I chuckled. One point to Jenny Winter.

“You know what I mean,” snapped Annette.

“This is all bigger than we’ve seen so far,” said Jenny.

“Artemis told me Ronnie was the harbinger, whatever that means—yes, I know what the word means, but a harbinger of what? Ronnie said he was trying to save the world. As for the Gauntlet, weren’t you the one who told me we didn’t know for certain that the guys who jumped you had anything to do with Ronnie?

He acted genuinely confused when I asked him about it.

We should get more facts before we start breaking bones. ”

“Fine.” Annette huffed. “Facts first. Then bone-breaking.”

The van inched forward.

Annette raised her hands. “All right, all right. No violence. Unless he starts it.”

The van hesitated, considering this.

“Where is he, Margaret?” I asked.

“Inside.” Her voice was strong with a pleasant drawl and only a slight hint of the elongation ghosts were prone to.

“What did she say?” asked Annette.

I kept listening. “Ronnie has a room on the second floor. He’s probably still sleeping. He’s always been a night owl.”

Margaret shared a memory of seven-year-old Ronnie stumbling out of bed, a worn plush octopus in one hand. A feeling of warmth and love flowed through me, and I laughed. It had been a long time since I laughed like that.

Jenny gave me an odd look, a smile that sat on the fence between fondness and worry. “Annette and I will go find him. Why don’t you stay here and see what else you can learn from the—from Margaret? Will you be all right?”

I patted Margaret’s fender. “We’ll be fine.”

“A werejaguar?”

“We used the scrying lens. Noah translated the aura using the instructions you downloaded. The guy was either a werejaguar or an enchanted petunia. We left him alone, just like you ordered.”

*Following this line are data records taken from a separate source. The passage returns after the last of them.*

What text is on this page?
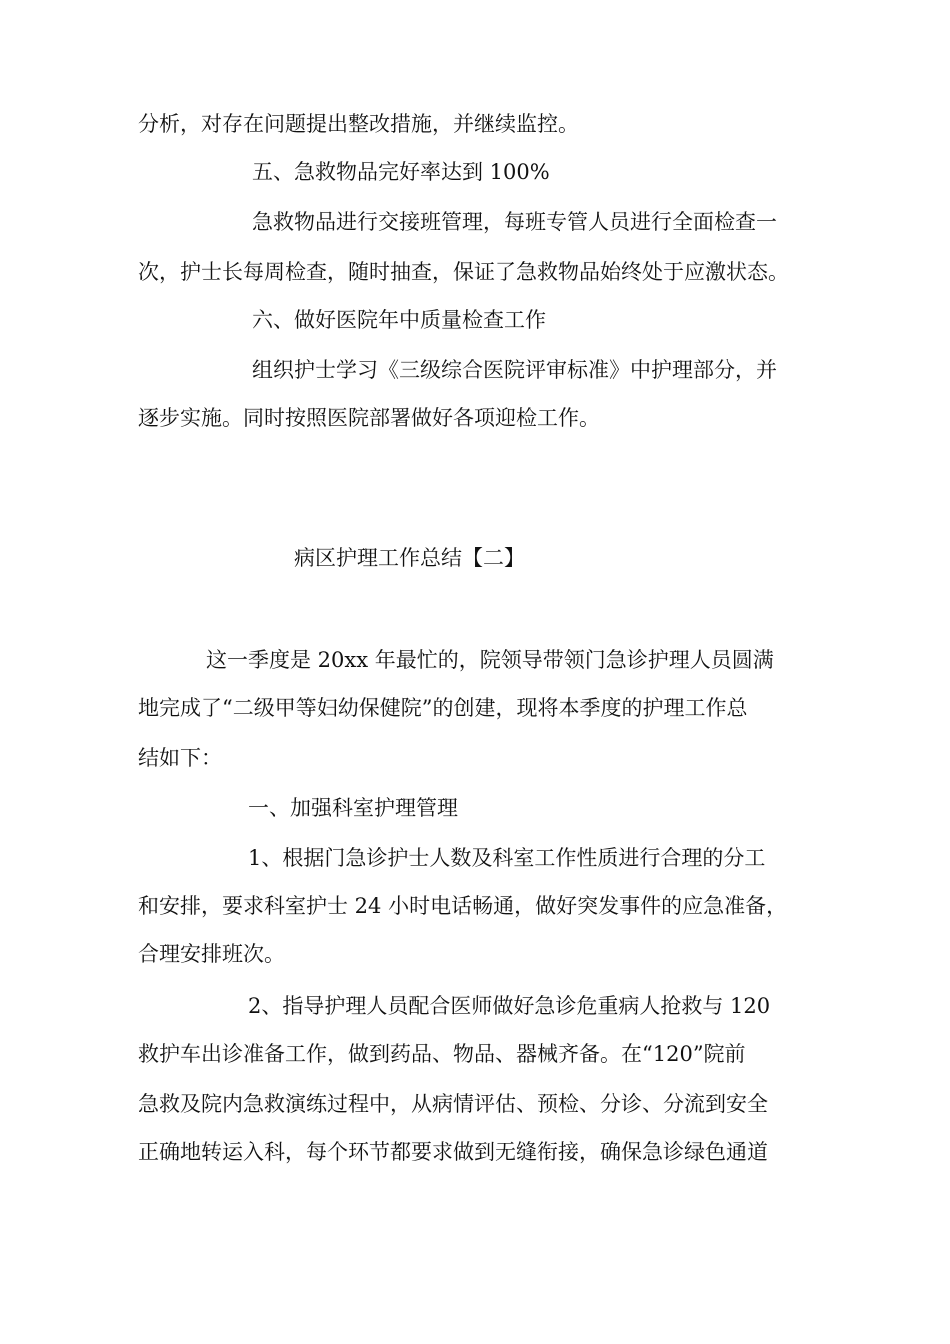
分析，对存在问题提出整改措施，并继续监控。
五、急救物品完好率达到 100%
急救物品进行交接班管理，每班专管人员进行全面检查一
次，护士长每周检查，随时抽查，保证了急救物品始终处于应激状态。
六、做好医院年中质量检查工作
组织护士学习《三级综合医院评审标准》中护理部分，并
逐步实施。同时按照医院部署做好各项迎检工作。
病区护理工作总结【二】
这一季度是 20xx 年最忙的，院领导带领门急诊护理人员圆满
地完成了“二级甲等妇幼保健院”的创建，现将本季度的护理工作总
结如下：
一、加强科室护理管理
1、根据门急诊护士人数及科室工作性质进行合理的分工
和安排，要求科室护士 24 小时电话畅通，做好突发事件的应急准备，
合理安排班次。
2、指导护理人员配合医师做好急诊危重病人抢救与 120
救护车出诊准备工作，做到药品、物品、器械齐备。在“120”院前
急救及院内急救演练过程中，从病情评估、预检、分诊、分流到安全
正确地转运入科，每个环节都要求做到无缝衔接，确保急诊绿色通道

“Good. What else did you see?”

“A vampire, two half-fey, and a few things we couldn’t identify. Oh, and the gargoyles are hella weird.”

“Define weird.”

“Like, magical weird. I thought I saw one of them move, but it could have been a bird. I checked the aura and saw traces of elemental magic. In the gargoyles, I mean. The bird’s aura was normal. It wasn’t an evil bird or anything.”

“That ill-advised altercation with Annette Thorne may turn out to be a blessing from R’gngyk. When the ritual is complete, the Gauntlet will be the first place we cleanse.”